Her daughter Rachel joined three other 21-year-old St. Mary's students in
celebrating their completion of the Southeastern Cooperative Educational Program's REACH program whose teachers educate students with disabilities living in residential facilities.
The annual ceremony with its heartfelt speeches, music, tributes to graduates and celebratory lunch marked the end of the students' formal education at St. Mary's, which cares for infants and children with severe disabilities. All the graduates can stay at St. Mary's through their 21st year.
"Rachel has inspired me with her milestones -- picking up a spoon, smiling, flipping a switch and mostly her unconditional love, tolerance and engaging social skills," Eileen Scherzinger told the audience when she spoke at graduation as a parent representative.

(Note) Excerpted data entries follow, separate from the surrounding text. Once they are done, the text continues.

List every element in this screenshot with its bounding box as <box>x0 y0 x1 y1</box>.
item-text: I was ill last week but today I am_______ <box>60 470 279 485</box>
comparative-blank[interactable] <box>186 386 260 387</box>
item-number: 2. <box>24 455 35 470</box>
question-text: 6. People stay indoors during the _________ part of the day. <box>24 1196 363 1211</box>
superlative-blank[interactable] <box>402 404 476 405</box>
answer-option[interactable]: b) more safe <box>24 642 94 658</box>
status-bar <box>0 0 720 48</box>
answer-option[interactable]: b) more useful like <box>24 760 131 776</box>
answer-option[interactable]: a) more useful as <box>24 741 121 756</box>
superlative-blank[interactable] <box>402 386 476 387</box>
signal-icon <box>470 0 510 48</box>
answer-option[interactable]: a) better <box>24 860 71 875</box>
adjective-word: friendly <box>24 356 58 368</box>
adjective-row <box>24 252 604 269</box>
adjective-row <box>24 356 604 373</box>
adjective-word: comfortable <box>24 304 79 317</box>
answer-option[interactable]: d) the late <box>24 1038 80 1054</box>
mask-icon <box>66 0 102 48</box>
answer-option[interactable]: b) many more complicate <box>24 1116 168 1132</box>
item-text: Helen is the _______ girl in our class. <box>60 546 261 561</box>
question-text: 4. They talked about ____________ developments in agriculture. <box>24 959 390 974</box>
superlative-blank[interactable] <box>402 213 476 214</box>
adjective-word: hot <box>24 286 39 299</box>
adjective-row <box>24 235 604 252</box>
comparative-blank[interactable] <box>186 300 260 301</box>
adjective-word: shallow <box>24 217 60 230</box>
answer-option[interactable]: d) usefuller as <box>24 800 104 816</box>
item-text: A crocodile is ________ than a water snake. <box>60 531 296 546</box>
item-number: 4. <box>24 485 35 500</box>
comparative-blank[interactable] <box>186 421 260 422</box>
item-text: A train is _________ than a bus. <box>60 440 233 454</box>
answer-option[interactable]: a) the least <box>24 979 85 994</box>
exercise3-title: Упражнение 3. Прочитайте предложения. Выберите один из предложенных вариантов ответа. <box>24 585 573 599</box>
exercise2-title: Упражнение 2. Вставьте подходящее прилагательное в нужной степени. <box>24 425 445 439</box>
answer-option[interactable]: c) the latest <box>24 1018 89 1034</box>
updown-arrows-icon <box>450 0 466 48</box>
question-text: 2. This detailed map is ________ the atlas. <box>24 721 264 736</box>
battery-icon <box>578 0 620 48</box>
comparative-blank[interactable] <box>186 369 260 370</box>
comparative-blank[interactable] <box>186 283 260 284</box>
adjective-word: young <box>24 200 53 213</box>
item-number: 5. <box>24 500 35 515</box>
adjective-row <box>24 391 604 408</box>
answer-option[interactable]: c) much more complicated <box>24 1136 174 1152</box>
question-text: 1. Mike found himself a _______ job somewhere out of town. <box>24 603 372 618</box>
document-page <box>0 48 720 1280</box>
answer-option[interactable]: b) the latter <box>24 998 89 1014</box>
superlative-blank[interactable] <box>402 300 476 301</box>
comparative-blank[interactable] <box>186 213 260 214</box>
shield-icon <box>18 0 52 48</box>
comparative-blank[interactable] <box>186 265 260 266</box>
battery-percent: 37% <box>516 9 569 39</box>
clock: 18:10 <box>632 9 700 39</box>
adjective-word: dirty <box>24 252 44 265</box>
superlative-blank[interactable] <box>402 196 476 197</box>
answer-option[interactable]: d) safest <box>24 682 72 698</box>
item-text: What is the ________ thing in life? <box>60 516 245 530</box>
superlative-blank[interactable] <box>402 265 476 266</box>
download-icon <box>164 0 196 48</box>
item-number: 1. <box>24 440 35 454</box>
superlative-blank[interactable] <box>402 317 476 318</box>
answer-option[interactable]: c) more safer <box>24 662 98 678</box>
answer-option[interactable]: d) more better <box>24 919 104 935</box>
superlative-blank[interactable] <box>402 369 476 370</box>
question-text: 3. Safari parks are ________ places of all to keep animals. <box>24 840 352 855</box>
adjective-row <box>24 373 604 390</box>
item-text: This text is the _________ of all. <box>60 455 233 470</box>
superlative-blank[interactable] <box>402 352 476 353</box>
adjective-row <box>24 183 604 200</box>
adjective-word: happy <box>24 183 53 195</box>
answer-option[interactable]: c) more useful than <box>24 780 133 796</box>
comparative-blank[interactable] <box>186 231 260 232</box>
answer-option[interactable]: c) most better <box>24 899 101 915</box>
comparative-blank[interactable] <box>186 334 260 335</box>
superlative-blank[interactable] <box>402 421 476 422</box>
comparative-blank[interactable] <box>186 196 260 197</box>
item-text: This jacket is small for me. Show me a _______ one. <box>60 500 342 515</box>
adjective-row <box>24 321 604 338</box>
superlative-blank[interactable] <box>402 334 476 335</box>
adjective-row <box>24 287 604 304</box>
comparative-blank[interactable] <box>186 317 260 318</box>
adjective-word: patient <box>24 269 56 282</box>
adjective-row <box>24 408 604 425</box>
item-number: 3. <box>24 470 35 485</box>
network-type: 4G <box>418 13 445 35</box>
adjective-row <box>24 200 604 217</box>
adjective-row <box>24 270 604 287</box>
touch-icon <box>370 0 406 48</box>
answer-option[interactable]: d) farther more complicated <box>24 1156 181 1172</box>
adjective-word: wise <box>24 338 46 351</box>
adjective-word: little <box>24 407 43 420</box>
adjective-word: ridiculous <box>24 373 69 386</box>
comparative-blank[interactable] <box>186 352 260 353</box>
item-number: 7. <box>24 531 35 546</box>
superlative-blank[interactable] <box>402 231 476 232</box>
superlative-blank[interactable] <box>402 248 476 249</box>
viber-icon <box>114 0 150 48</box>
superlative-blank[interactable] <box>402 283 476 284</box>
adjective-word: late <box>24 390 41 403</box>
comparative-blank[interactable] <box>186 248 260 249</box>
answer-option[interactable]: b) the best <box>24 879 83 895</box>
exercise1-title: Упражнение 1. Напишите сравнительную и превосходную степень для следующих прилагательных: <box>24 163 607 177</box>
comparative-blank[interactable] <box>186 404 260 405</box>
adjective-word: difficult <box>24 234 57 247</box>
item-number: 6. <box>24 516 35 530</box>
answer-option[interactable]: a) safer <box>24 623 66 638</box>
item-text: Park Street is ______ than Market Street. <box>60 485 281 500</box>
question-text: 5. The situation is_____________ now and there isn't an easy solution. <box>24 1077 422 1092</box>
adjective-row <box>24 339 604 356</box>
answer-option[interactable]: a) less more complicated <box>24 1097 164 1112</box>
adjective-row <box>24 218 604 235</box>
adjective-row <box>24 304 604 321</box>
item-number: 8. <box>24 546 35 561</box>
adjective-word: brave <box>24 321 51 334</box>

She praised her daughter's excellent teachers and the caring St. Mary's staff for helping Rachel blossom during her nine years at the Norfolk home.

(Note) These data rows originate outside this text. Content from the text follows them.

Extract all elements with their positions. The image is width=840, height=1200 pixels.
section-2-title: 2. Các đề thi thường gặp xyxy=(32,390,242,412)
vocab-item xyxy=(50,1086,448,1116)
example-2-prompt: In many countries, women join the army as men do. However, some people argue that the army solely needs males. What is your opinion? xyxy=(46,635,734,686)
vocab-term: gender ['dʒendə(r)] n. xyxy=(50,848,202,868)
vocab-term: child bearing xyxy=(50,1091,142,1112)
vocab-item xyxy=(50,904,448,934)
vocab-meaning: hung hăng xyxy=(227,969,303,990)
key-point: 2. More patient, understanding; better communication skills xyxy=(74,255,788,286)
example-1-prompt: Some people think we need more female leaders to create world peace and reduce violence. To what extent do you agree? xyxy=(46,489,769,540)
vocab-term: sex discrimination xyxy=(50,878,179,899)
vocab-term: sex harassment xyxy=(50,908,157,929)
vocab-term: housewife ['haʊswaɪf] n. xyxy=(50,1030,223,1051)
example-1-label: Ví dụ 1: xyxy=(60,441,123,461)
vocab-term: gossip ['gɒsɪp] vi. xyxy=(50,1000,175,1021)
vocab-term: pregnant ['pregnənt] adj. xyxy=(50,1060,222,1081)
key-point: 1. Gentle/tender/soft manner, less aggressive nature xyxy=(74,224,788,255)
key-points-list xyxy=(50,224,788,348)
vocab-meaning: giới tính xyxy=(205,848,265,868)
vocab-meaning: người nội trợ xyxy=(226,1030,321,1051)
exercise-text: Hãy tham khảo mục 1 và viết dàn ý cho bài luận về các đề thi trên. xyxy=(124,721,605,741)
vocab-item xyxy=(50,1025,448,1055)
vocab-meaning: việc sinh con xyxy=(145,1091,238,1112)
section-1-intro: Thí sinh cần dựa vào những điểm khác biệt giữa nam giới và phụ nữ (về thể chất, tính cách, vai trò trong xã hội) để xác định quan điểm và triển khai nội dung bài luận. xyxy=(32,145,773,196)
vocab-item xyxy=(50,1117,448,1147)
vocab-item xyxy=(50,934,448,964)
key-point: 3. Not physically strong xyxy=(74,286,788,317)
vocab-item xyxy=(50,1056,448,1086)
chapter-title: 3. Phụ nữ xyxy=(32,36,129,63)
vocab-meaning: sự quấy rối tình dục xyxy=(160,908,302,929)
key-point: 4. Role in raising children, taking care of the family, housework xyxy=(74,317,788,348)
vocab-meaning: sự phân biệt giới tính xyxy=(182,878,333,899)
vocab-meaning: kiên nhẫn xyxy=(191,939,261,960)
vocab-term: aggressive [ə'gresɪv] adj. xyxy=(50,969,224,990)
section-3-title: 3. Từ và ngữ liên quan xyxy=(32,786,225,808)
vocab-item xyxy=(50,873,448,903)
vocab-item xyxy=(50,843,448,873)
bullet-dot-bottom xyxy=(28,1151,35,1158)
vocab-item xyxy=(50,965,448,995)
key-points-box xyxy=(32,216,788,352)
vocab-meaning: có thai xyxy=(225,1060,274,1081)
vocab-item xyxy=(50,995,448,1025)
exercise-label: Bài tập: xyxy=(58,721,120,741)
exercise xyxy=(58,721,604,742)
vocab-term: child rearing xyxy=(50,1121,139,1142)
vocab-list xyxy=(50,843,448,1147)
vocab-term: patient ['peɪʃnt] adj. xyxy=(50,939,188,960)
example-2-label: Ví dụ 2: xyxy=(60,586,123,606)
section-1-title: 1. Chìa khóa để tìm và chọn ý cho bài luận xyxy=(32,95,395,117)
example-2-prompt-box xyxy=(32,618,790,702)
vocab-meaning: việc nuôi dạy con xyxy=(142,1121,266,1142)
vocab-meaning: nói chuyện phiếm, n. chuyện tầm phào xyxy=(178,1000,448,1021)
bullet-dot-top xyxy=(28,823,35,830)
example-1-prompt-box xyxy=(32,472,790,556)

The Scherzinger family, which lives in Vienna, hopes Rachel will be among the first residents of St. Mary's new Albero House for adults now under construction right next to St. Mary's. It will open in October to provide private rooms, nursing care and activities for 12 adults with severe physical disabilities.
A $200,000 grant from the Hampton Roads Community Foundation is helping build the new St. Mary's adult home. In 2003 a $400,000 community foundation grant helped construct St. Mary's current home for children who are infants through age 21.
"We were worried about the next step," Bruce Scherzinger, Rachel's dad, says of his daughter aging out of St. Mary's. "Now we hope Rachel will be living in Albero House. There is nothing else like this in Virginia."